Kiyotaka Mitsugi (三ツ木 清隆, Mitsugi Kiyotaka) is a Japanese actor and singer. His career has centered on television, in the genres of tokusatsu and jidaigeki.

== Biography ==
Mitsugi was born on May 30, 1953, in Ichikawa, Chiba Prefecture. He graduated from Wakō Gakuen High School.

He debuted in 1967 after being selected to portray the protagonist Azuma Hikaru in the television series Kōsoku Esper through 1967 to 1968. He starred in the 1973 series Shirojishi Kamen, and played a supporting role as the ninja Saizō in Series III, Episodes 1–57, of Abarenbō Shōgun. He played a supporting role as ZAT team member Nishida in the Ultraman Taro series.

In NHK's eleventh Taiga drama, Kunitori Monogatari, Mitsugi portrayed Akechi Mitsuharu. He appeared regularly in Episodes 436–509 of Tokusō Saizensen.

A frequent guest actor, he made six appearances on Ōedo Sōsamō and four on Zenigata Heiji, three on Taiyō ni Hoero!', and two on Happyaku Yachō Yume Nikki.

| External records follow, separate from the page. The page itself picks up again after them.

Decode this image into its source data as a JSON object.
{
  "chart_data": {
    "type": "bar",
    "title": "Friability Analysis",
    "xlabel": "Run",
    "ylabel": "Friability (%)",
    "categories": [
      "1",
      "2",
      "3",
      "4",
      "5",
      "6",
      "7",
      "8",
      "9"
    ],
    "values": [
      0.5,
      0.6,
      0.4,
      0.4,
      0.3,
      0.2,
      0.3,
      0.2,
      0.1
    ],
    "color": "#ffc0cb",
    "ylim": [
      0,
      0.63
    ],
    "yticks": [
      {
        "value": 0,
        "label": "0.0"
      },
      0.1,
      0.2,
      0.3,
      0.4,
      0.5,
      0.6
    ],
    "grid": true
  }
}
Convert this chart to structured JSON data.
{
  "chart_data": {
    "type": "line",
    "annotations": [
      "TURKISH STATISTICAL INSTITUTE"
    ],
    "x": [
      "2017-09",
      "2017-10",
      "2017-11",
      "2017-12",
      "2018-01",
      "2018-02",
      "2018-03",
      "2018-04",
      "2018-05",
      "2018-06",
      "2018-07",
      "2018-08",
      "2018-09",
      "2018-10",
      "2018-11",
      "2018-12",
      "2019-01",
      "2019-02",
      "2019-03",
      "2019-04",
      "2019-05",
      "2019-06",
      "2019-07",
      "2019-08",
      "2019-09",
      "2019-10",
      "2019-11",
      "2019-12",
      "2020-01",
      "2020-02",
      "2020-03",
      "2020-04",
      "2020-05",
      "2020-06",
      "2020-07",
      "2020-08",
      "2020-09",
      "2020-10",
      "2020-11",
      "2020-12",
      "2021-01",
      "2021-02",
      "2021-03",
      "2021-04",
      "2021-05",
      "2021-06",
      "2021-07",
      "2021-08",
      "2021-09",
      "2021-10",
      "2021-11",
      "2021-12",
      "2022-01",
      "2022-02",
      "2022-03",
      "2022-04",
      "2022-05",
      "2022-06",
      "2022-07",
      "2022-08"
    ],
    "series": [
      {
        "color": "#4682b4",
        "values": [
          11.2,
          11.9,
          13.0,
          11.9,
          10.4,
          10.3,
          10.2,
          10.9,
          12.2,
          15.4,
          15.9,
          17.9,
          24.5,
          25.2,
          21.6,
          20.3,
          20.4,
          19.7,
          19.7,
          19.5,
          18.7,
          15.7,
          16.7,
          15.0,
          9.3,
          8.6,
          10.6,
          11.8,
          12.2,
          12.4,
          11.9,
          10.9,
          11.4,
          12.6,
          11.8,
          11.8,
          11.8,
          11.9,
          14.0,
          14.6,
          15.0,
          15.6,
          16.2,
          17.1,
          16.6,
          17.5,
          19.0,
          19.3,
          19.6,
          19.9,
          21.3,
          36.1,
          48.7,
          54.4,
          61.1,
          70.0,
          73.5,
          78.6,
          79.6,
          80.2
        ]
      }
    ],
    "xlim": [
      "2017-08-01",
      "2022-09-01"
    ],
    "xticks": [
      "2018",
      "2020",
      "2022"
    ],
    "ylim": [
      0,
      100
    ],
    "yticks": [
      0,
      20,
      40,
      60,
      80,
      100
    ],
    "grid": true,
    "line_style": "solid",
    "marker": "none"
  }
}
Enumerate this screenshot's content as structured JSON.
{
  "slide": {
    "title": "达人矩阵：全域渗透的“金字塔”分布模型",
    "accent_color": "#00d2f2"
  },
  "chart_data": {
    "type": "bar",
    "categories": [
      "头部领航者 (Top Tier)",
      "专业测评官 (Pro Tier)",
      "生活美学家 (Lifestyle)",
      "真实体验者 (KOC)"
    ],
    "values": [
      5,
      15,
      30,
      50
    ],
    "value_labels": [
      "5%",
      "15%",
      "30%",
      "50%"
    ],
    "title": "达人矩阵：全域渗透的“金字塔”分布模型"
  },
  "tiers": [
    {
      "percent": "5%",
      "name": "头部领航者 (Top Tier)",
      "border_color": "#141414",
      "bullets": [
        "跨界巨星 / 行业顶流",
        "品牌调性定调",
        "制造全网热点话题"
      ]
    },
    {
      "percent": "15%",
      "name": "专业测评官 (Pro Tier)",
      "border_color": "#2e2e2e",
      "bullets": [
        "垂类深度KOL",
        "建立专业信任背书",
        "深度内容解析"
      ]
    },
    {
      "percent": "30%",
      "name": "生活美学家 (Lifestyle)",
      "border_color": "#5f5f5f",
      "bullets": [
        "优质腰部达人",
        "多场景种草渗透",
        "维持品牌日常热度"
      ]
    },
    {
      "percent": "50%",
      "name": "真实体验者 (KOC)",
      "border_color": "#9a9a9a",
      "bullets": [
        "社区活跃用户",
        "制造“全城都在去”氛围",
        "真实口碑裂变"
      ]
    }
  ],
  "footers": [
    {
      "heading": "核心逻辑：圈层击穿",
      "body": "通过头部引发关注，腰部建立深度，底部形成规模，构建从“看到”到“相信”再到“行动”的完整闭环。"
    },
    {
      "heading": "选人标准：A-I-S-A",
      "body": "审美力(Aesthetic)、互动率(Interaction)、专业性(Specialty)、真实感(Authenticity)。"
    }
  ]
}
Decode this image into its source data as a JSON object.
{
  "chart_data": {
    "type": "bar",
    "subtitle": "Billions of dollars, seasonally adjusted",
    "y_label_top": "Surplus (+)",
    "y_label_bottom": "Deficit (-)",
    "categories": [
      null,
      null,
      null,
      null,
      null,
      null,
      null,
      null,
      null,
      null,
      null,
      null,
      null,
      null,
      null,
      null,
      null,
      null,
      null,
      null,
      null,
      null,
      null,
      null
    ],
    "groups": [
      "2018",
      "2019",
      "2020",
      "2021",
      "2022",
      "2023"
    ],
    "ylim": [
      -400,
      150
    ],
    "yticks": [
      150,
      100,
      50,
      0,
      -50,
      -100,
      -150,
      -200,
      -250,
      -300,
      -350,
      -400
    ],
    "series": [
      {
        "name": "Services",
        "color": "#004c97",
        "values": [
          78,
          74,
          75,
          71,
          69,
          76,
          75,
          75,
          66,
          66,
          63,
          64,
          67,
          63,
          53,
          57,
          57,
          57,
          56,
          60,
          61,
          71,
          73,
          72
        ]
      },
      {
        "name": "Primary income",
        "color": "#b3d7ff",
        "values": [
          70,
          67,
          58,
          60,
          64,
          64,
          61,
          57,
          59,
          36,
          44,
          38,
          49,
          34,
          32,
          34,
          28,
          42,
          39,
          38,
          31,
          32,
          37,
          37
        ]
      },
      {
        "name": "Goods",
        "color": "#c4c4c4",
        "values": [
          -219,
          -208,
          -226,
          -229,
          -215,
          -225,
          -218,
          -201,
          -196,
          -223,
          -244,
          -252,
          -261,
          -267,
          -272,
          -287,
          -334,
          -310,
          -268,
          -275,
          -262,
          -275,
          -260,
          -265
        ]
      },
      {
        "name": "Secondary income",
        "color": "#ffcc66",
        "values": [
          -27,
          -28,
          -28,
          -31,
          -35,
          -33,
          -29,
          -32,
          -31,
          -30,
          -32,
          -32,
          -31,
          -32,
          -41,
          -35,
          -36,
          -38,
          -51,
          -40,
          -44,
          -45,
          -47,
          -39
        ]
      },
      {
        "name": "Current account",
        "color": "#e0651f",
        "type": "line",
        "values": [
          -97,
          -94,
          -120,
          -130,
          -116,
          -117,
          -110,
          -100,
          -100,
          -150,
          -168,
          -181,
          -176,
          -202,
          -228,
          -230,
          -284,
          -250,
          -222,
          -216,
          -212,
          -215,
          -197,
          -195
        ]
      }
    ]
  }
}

Fans of the tokusatsu Chikyuu Sentai Fiveman know him as Dr. Hoshikawa. The producers of Abarenbō Shōgun selected him to reprise his role in the 500th episode special, and again to portray the daimyō Tokugawa Munenao in Series VI.

Outside drama series, his career includes other media and genres. In film, Mitsugi has three credits. He was a guest voice in an episode of the animated 1979 television show Takarajima. He has acted in stage productions in the 1970s, 1980s, and 1990s.

A vocalist, Mitsugi has released nine single recordings and one album.